3 – At your destination.
- Check local water safety — if at all in doubt, buy only bottled water and make sure the seal snaps when you open the bottle, to be sure bottles haven’t simply been re-filled behind the bar, with the tap water you’re avoiding.
- When you’re unfamiliar with local medical services, or if there simply are not near enough, a certified online doctor may save the day. If you will have access to the internet, choose an online doctor prescription service that gives you 24-hour access to a doctor who can advise you on treatment, even in the most out of reach places.
- Eating street food can provide half of the joy you associate with travel, however, it is smart to only go for specific options — cooked food that you watch coming off the fire/out of the oil is your best bet, just be sure no contamination occurs before being served to you. Avoid fresh vegetables/fruit that can’t be peeled, and if water sources are questionable, avoid ice in your drinks.

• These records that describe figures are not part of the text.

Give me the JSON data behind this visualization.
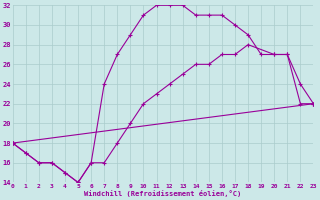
{
  "xlabel": "Windchill (Refroidissement éolien,°C)",
  "bg_color": "#cce8e8",
  "grid_color": "#aacccc",
  "line_color": "#990099",
  "xlim": [
    0,
    23
  ],
  "ylim": [
    14,
    32
  ],
  "xticks": [
    0,
    1,
    2,
    3,
    4,
    5,
    6,
    7,
    8,
    9,
    10,
    11,
    12,
    13,
    14,
    15,
    16,
    17,
    18,
    19,
    20,
    21,
    22,
    23
  ],
  "yticks": [
    14,
    16,
    18,
    20,
    22,
    24,
    26,
    28,
    30,
    32
  ],
  "series": [
    {
      "x": [
        0,
        1,
        2,
        3,
        4,
        5,
        6,
        7,
        8,
        9,
        10,
        11,
        12,
        13,
        14,
        15,
        16,
        17,
        18,
        19,
        20,
        21,
        22,
        23
      ],
      "y": [
        18,
        17,
        16,
        16,
        15,
        14,
        16,
        24,
        27,
        29,
        31,
        32,
        32,
        32,
        31,
        31,
        31,
        30,
        29,
        27,
        27,
        27,
        22,
        22
      ]
    },
    {
      "x": [
        0,
        1,
        2,
        3,
        4,
        5,
        6,
        7,
        8,
        9,
        10,
        11,
        12,
        13,
        14,
        15,
        16,
        17,
        18,
        20,
        21,
        22,
        23
      ],
      "y": [
        18,
        17,
        16,
        16,
        15,
        14,
        16,
        16,
        18,
        20,
        22,
        23,
        24,
        25,
        26,
        26,
        27,
        27,
        28,
        27,
        27,
        24,
        22
      ]
    },
    {
      "x": [
        0,
        23
      ],
      "y": [
        18,
        22
      ]
    }
  ]
}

- Stay on the move; while your regular exercise routine may go out the window, hopping on a public bike, walking between sights or taking the stairs will help ensure you stay fit throughout your trip.
- Avoid jet lag by trying to stick as close as possible to your normal sleep routine, but using the local, current timezone. Get out into the sunlight to help your circadian rhythm readjust, or consider taking melatonin, prescribed by your GP, to help you sleep better when you need to. And of course, sleep – a lot – whenever you can, to realign after the stresses of travel.

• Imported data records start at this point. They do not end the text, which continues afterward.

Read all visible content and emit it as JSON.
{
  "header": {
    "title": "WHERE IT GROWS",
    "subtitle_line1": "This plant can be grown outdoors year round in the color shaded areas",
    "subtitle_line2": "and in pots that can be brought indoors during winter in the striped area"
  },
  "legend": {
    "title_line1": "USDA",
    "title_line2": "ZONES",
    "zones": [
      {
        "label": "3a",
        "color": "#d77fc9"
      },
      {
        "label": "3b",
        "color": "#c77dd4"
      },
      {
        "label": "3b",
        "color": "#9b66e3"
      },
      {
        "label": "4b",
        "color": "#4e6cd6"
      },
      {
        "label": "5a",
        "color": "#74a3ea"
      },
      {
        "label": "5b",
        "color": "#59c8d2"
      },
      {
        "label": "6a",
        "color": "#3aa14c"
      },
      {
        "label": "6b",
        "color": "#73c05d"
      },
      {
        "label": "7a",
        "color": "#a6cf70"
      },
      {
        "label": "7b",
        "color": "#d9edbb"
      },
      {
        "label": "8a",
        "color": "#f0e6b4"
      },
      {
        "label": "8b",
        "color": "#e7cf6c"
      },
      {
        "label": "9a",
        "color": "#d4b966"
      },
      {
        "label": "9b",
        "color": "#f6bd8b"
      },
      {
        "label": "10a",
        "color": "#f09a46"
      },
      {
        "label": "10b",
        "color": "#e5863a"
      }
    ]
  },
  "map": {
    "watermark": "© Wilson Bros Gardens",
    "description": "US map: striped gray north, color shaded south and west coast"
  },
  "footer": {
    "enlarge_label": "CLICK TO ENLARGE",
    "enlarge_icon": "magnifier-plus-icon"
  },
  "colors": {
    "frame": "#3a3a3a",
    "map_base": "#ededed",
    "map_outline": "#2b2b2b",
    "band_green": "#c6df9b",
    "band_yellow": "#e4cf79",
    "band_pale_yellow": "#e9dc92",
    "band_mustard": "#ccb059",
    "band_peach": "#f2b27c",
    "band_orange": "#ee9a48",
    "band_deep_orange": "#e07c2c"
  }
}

- If your hotel offers a breakfast buffet, start the day off right with some fruit and lean protein, it’s more likely you’ll have to grab an unhealthy snack later in the day, so take advantage of a large, clean meal on your doorstep.
- If possible, prepare as many of your own meals as possible, this allows for control of ingredients and sanitation. Also, it is the more cost-effective option, especially if you shop at local stores or markets.
At the end of the day you want to enjoy your trip, so don’t get paranoid; safe, healthy travel largely relies on making smart choices. Before you leave, commit to taking care of yourself, do make an effort to choose the healthy option when possible, whether it’s food or exercise and avoid clear health risks when they cross your path. Safe travels.